A triste verdade é que muitas universidades, hoje, servem apenas para essas duas funções, basicamente: rede de contatos e credencial. É a opinião do conservador Ben Shapiro. Se alguém estudou em Yale ou Harvard, presume-se que seja inteligente, dedicado e de boa formação, com um network invejável. Na cultura do diploma, o que vale é o selo em si, além dos contatos feitos durante aqueles anos de “estudo”. A crème de la crème da sociedade frequentou o mesmo lugar, e dali vão sair os herdeiros de empresas, os CEOs, os senadores.
Claro que estou generalizando, mas o escândalo mostra bem como o principal fator é mesmo o “pertencimento” ao seleto grupo, não necessariamente o conteúdo ensinado ali. Até porque podemos assumir que quem não tem capacidade para entrar por mérito próprio não deveria sequer conseguir concluir o curso. Ainda existem cursos que efetivamente ensinam coisas úteis para o mercado de trabalho, sem dúvida. Mas estão concentrados nas áreas de exatas, enquanto as ciências humanas parecem dominadas por pautas políticas e ideológicas, que agregam pouco ou nenhum valor concreto.
É espantoso o grau de destruição da qualidade do ensino universitário, tanto no Brasil como aqui nos Estados Unidos. Os resultados estão aí para quem quiser ver: inúmeros militantes “progressistas” que, de forma arrogante, querem “salvar o planeta” ou “construir um novo mundo”, mas não sabem o básico de história, brigam com a matemática, flertam com o socialismo e defendem agendas radicais.
Vários autores já trataram do tema, como Roger Kimball em Radicais nas universidades, David Horowitz em The Professors, Bruce Bawer em The Victims’ Revolution, Greg Lukianoff em Unlearning Liberty, entre outros. No caso brasileiro temos o excelente livro de Flávio Gordon, A corrupção da inteligência, que já resenhei nesse espaço. O fato preocupante é que as universidades foram tomadas por revolucionários com uma agenda política e ideológica, e isso produziu um efeito devastador no ensino. Somado ao politicamente correto, que criou os “espaços seguros” contra as “microagressões”, isso gerou uma catástrofe de grandes proporções na qualidade das universidades.

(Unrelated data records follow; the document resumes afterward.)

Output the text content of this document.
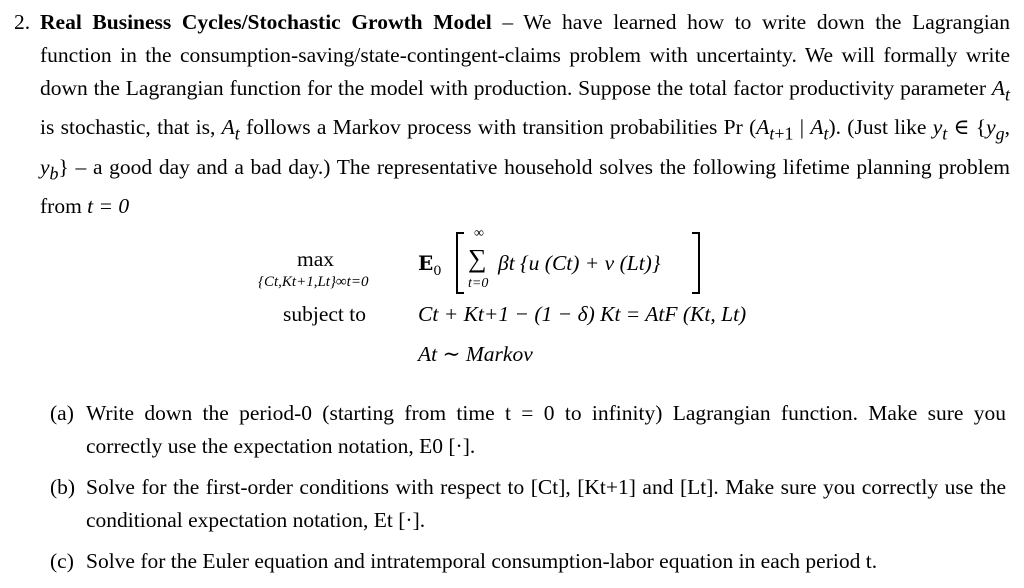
2. Real Business Cycles/Stochastic Growth Model – We have learned how to write down the Lagrangian function in the consumption-saving/state-contingent-claims problem with uncertainty. We will formally write down the Lagrangian function for the model with production. Suppose the total factor productivity parameter $A_t$ is stochastic, that is, $A_t$ follows a Markov process with transition probabilities Pr ($A_{t+1}$ | $A_t$). (Just like $y_t$ ∈ {$y_g$, $y_b$} – a good day and a bad day.) The representative household solves the following lifetime planning problem from t = 0
max
{Ct,Kt+1,Lt}∞t=0
subject to
$E_0$
∞
∑
t=0
βt {u (Ct) + v (Lt)}
Ct + Kt+1 − (1 − δ) Kt = AtF (Kt, Lt)
At ∼ Markov
(a) Write down the period-0 (starting from time t = 0 to infinity) Lagrangian function. Make sure you correctly use the expectation notation, E0 [·].
(b) Solve for the first-order conditions with respect to [Ct], [Kt+1] and [Lt]. Make sure you correctly use the conditional expectation notation, Et [·].
(c) Solve for the Euler equation and intratemporal consumption-labor equation in each period t.
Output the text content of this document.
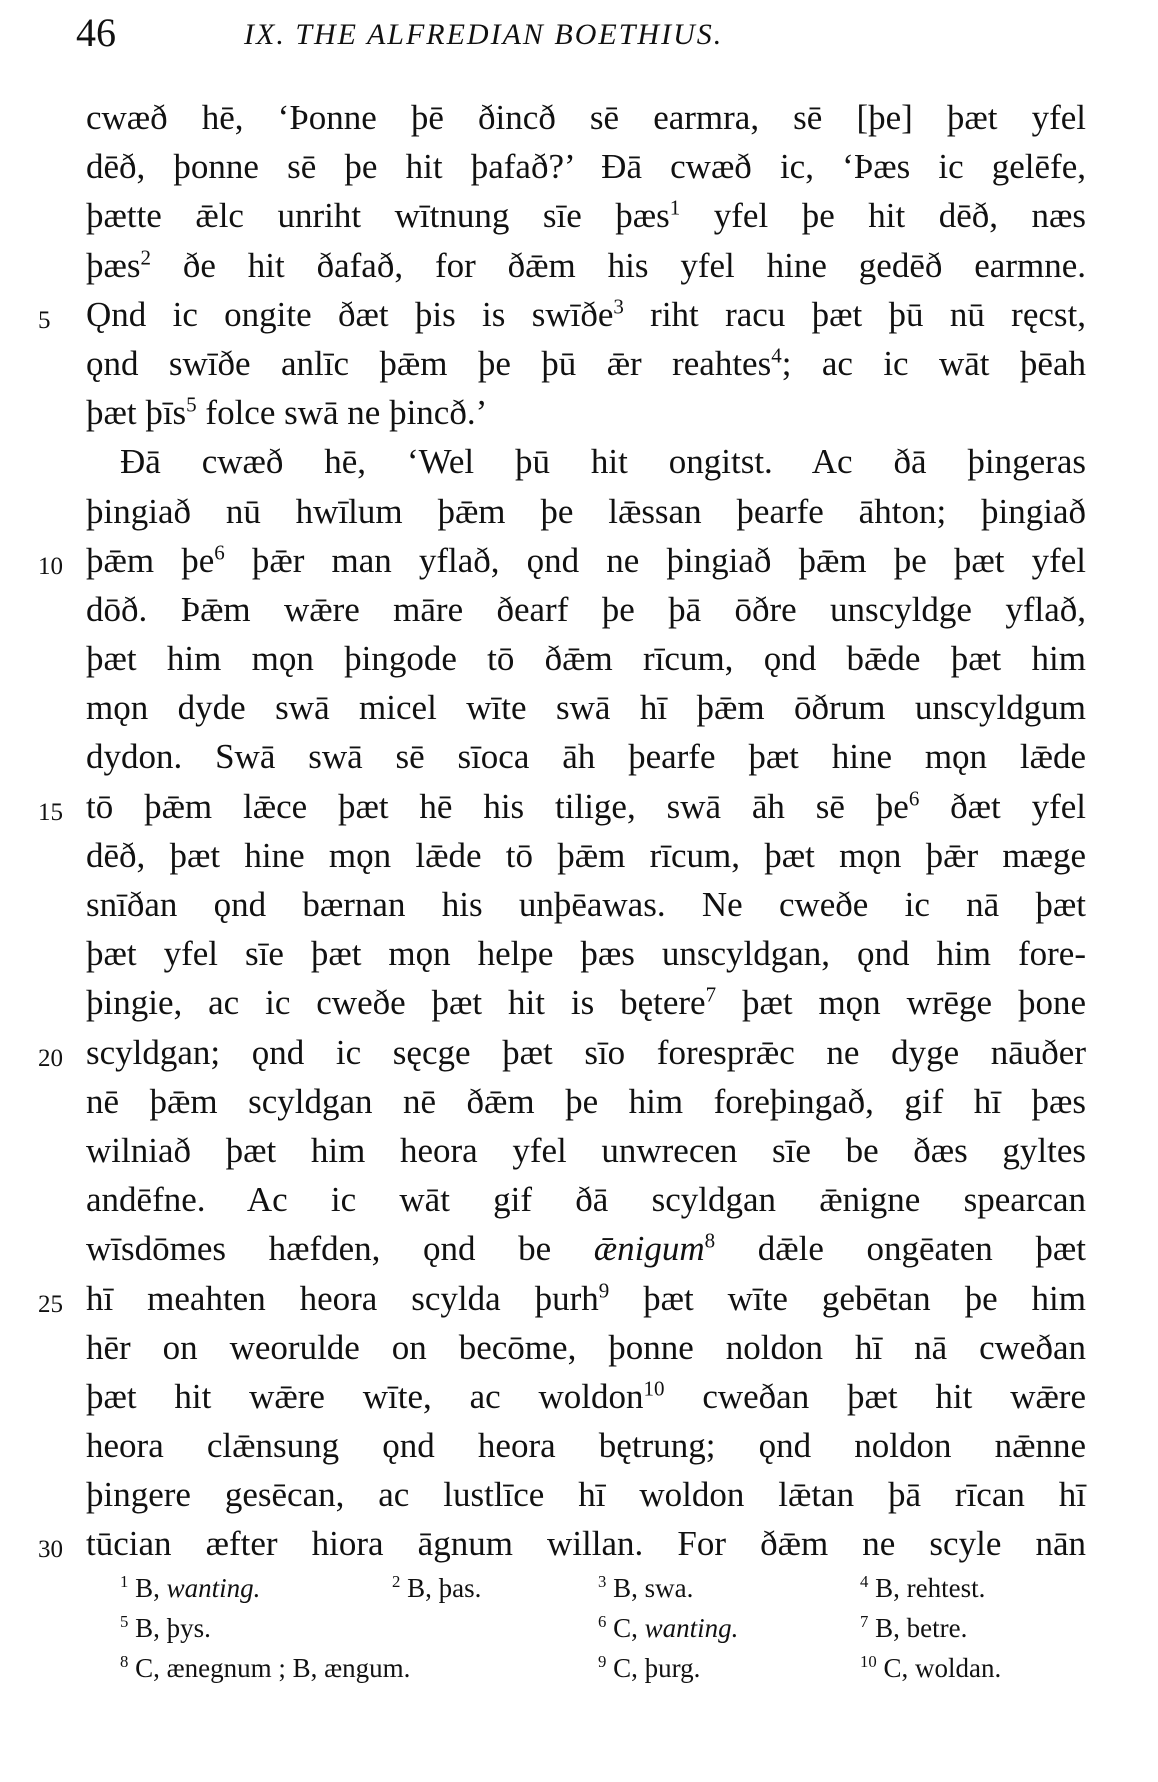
46	IX. THE ALFREDIAN BOETHIUS.
cwæð hē, ‘Þonne þē ðincð sē earmra, sē [þe] þæt yfel
dēð, þonne sē þe hit þafað?’ Ðā cwæð ic, ‘Þæs ic gelēfe,
þætte ǣlc unriht wītnung sīe þæs$^1$ yfel þe hit dēð, næs
þæs$^2$ ðe hit ðafað, for ðǣm his yfel hine gedēð earmne.
5	Ǫnd ic ongite ðæt þis is swīðe$^3$ riht racu þæt þū nū ręcst,
ǫnd swīðe anlīc þǣm þe þū ǣr reahtes$^4$; ac ic wāt þēah
þæt þīs$^5$ folce swā ne þincð.’
Ðā cwæð hē, ‘Wel þū hit ongitst. Ac ðā þingeras
þingiað nū hwīlum þǣm þe lǣssan þearfe āhton; þingiað
10 þǣm $þe^6$ þǣr man yflað, ǫnd ne þingiað þǣm þe þæt yfel
dōð. Þǣm wǣre māre ðearf þe þā ōðre unscyldge yflað,
þæt him mǫn þingode tō ðǣm rīcum, ǫnd bǣde þæt him
mǫn dyde swā micel wīte swā hī þǣm ōðrum unscyldgum
dydon. Swā swā sē sīoca āh þearfe þæt hine mǫn lǣde
15 tō þǣm lǣce þæt hē his tilige, swā āh sē $þe^6$ ðæt yfel
dēð, þæt hine mǫn lǣde tō þǣm rīcum, þæt mǫn þǣr mæge
snīðan ǫnd bærnan his unþēawas. Ne cweðe ic nā þæt
þæt yfel sīe þæt mǫn helpe þæs unscyldgan, ǫnd him fore-
þingie, ac ic cweðe þæt hit is bętere$^7$ þæt mǫn wrēge þone
20 scyldgan; ǫnd ic sęcge þæt sīo foresprǣc ne dyge nāuðer
nē þǣm scyldgan nē ðǣm þe him foreþingað, gif hī þæs
wilniað þæt him heora yfel unwrecen sīe be ðæs gyltes
andēfne. Ac ic wāt gif ðā scyldgan ǣnigne spearcan
wīsdōmes hæfden, ǫnd be ǣnigum$^8$ dǣle ongēaten þæt
25 hī meahten heora scylda þurh$^9$ þæt wīte gebētan þe him
hēr on weorulde on becōme, þonne noldon hī nā cweðan
þæt hit wǣre wīte, ac woldon$^{10}$ cweðan þæt hit wǣre
heora clǣnsung ǫnd heora bętrung; ǫnd noldon nǣnne
þingere gesēcan, ac lustlīce hī woldon lǣtan þā rīcan hī
30 tūcian æfter hiora āgnum willan. For ðǣm ne scyle nān
$^1$ B, wanting.	$^2$ B, þas.	$^3$ B, swa.	$^4$ B, rehtest.
$^5$ B, þys.	$^6$ C, wanting.	$^7$ B, betre.
$^8$ C, ænegnum ; B, ængum.	$^9$ C, þurg.	$^{10}$ C, woldan.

Aquele que deveria ser um local para se absorver conhecimento, aprender a pensar por conta própria, trocar argumentos em debates calorosos, produzir uma elite intelectual preparada para o mundo real, acabou se transformando em máquina de produção de mimados arrogantes e ingratos, que repetem slogans vazios e votam em Bernie Sanders, o democrata simpático ao regime soviético. E os pais gastam fortunas para isso!
Não há uma explicação mercadológica para isso além dessa levantada por Ben Shapiro. Esses pais querem que seus filhos estejam no meio de outros igualmente ricos, usando a universidade como filtro elitista para montar uma boa rede de contatos e garantir uma credencial louvável na busca por emprego – não necessariamente trabalho. Não é preciso, em suma, ser eficiente de fato, focar no mérito pessoal, pois diploma e network vão compensar. A patota vai se afunilando em sua bolha, e olha para fora com desprezo, para todos aqueles “alienados” que não se graduaram ou não se formaram nas melhores universidades, ainda frequentam igrejas e, cruzes!, votam nos republicanos.
Dennis Prager escreveu sobre o assunto para o Townhall.com, questionando por que as pessoas fariam aquilo que sabem ser imoral e mesmo ilegal só para que seus filhos entrem em Yale, ou até na USC, e respondeu: “Estou certo de que o maior motivo é o direito de se gabar”. Eles definem seu valor como pais com base em qual universidade seus filhos frequentam. Mas Prager se mostra chocado com o nível de superficialidade disso. Afinal, seu filho ir para Yale nada diz sobre sua maturidade, bom senso, decência ou caráter. Ou seja, não diz nada sobre aquilo que é realmente importante para uma pessoa.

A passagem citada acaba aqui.